The Government perversely looks to manufactured culture for cultural policy advice and to learn which candidates are most marketable, but seems disinterested in protecting Britain’s truly cultural heritage from demise. Politicians praise and participate in The X Factor, yet participate in the destruction of the creative infrastructure that has not only produced arguably the greatest cultural achievements in modern British history, but has had a fundamental role in creating the financial foundations upon which the modern industry and its financial might (and tax contributions) depend. Communal musical cultural space is increasingly difficult to come by in Britain. The same conservatism inherent in the big 4 record companies that prevents the risks being taken that could kick start a new musical movement is reflected in Government legislation.
In 2003 the Government introduced a music licensing system that required any venue or stand-alone events to apply for permission.
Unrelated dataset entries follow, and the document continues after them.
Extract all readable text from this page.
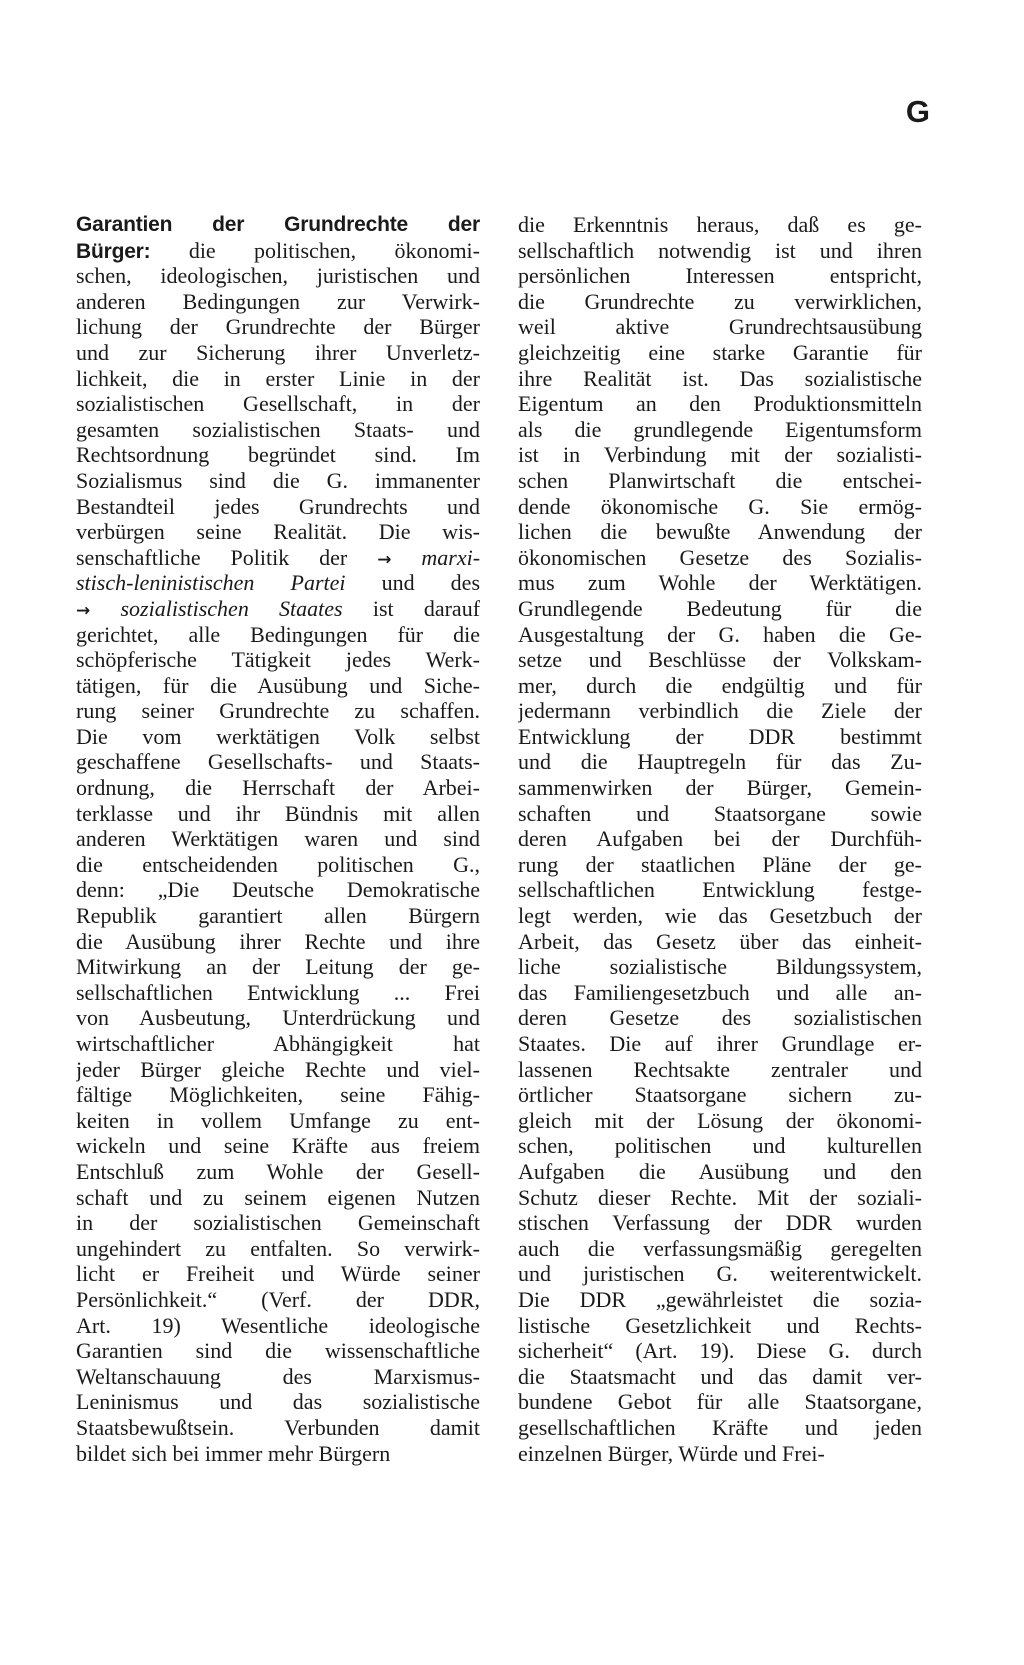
G
Garantien der Grundrechte der
Bürger: die politischen, ökonomi-
schen, ideologischen, juristischen und
anderen Bedingungen zur Verwirk-
lichung der Grundrechte der Bürger
und zur Sicherung ihrer Unverletz-
lichkeit, die in erster Linie in der
sozialistischen Gesellschaft, in der
gesamten sozialistischen Staats- und
Rechtsordnung begründet sind. Im
Sozialismus sind die G. immanenter
Bestandteil jedes Grundrechts und
verbürgen seine Realität. Die wis-
senschaftliche Politik der → marxi-
stisch-leninistischen Partei und des
→ sozialistischen Staates ist darauf
gerichtet, alle Bedingungen für die
schöpferische Tätigkeit jedes Werk-
tätigen, für die Ausübung und Siche-
rung seiner Grundrechte zu schaffen.
Die vom werktätigen Volk selbst
geschaffene Gesellschafts- und Staats-
ordnung, die Herrschaft der Arbei-
terklasse und ihr Bündnis mit allen
anderen Werktätigen waren und sind
die entscheidenden politischen G.,
denn: „Die Deutsche Demokratische
Republik garantiert allen Bürgern
die Ausübung ihrer Rechte und ihre
Mitwirkung an der Leitung der ge-
sellschaftlichen Entwicklung ... Frei
von Ausbeutung, Unterdrückung und
wirtschaftlicher Abhängigkeit hat
jeder Bürger gleiche Rechte und viel-
fältige Möglichkeiten, seine Fähig-
keiten in vollem Umfange zu ent-
wickeln und seine Kräfte aus freiem
Entschluß zum Wohle der Gesell-
schaft und zu seinem eigenen Nutzen
in der sozialistischen Gemeinschaft
ungehindert zu entfalten. So verwirk-
licht er Freiheit und Würde seiner
Persönlichkeit.“ (Verf. der DDR,
Art. 19) Wesentliche ideologische
Garantien sind die wissenschaftliche
Weltanschauung des Marxismus-
Leninismus und das sozialistische
Staatsbewußtsein. Verbunden damit
bildet sich bei immer mehr Bürgern
die Erkenntnis heraus, daß es ge-
sellschaftlich notwendig ist und ihren
persönlichen Interessen entspricht,
die Grundrechte zu verwirklichen,
weil aktive Grundrechtsausübung
gleichzeitig eine starke Garantie für
ihre Realität ist. Das sozialistische
Eigentum an den Produktionsmitteln
als die grundlegende Eigentumsform
ist in Verbindung mit der sozialisti-
schen Planwirtschaft die entschei-
dende ökonomische G. Sie ermög-
lichen die bewußte Anwendung der
ökonomischen Gesetze des Sozialis-
mus zum Wohle der Werktätigen.
Grundlegende Bedeutung für die
Ausgestaltung der G. haben die Ge-
setze und Beschlüsse der Volkskam-
mer, durch die endgültig und für
jedermann verbindlich die Ziele der
Entwicklung der DDR bestimmt
und die Hauptregeln für das Zu-
sammenwirken der Bürger, Gemein-
schaften und Staatsorgane sowie
deren Aufgaben bei der Durchfüh-
rung der staatlichen Pläne der ge-
sellschaftlichen Entwicklung festge-
legt werden, wie das Gesetzbuch der
Arbeit, das Gesetz über das einheit-
liche sozialistische Bildungssystem,
das Familiengesetzbuch und alle an-
deren Gesetze des sozialistischen
Staates. Die auf ihrer Grundlage er-
lassenen Rechtsakte zentraler und
örtlicher Staatsorgane sichern zu-
gleich mit der Lösung der ökonomi-
schen, politischen und kulturellen
Aufgaben die Ausübung und den
Schutz dieser Rechte. Mit der soziali-
stischen Verfassung der DDR wurden
auch die verfassungsmäßig geregelten
und juristischen G. weiterentwickelt.
Die DDR „gewährleistet die sozia-
listische Gesetzlichkeit und Rechts-
sicherheit“ (Art. 19). Diese G. durch
die Staatsmacht und das damit ver-
bundene Gebot für alle Staatsorgane,
gesellschaftlichen Kräfte und jeden
einzelnen Bürger, Würde und Frei-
The Guardian claimed that the application process is so laborious that the number of venues may be ‘more than halved’, as ‘pub, bar and restaurant owners were likely simply to give up’.
More recently, in late 2008, London has seen the introduction of the Metropolitan Police Form 696, to which all 21 London boroughs have signed up. This is a compulsory risk-assessment form that requires the declaration of the names, addresses, aliases and telephone numbers of all musicians and other performers, and (initially) the ethnicity of the expected audience, 14 days in advance. Failure to do so allows the police to shut down the event, and venue owners can lose their licences, suffer fines and even be imprisoned. In November 2008 an afternoon charity concert of school bands in a public park organized by a local councillor was shut down by police, as not all the personal details of the performers were available to the councillor. Such a draconian approach impacts dramatically upon the grass roots of musical culture. For example, this particular event would appear to be very similar to one that took place in Woolton, Liverpool in the summer of 1957, where Lennon and McCartney met. In a statement, the British Academy of Songwriters, Composers and Authors has drawn attention to the ‘serious implications for the future of the live music industry’. If, for example a band member was to be replaced due to illness, an event could be shut down. Communal creative spaces, with open mike nights and ‘jamming’ would become impossible and performers would be denied the perennial breakthrough opportunity of filling in for a cancelled act.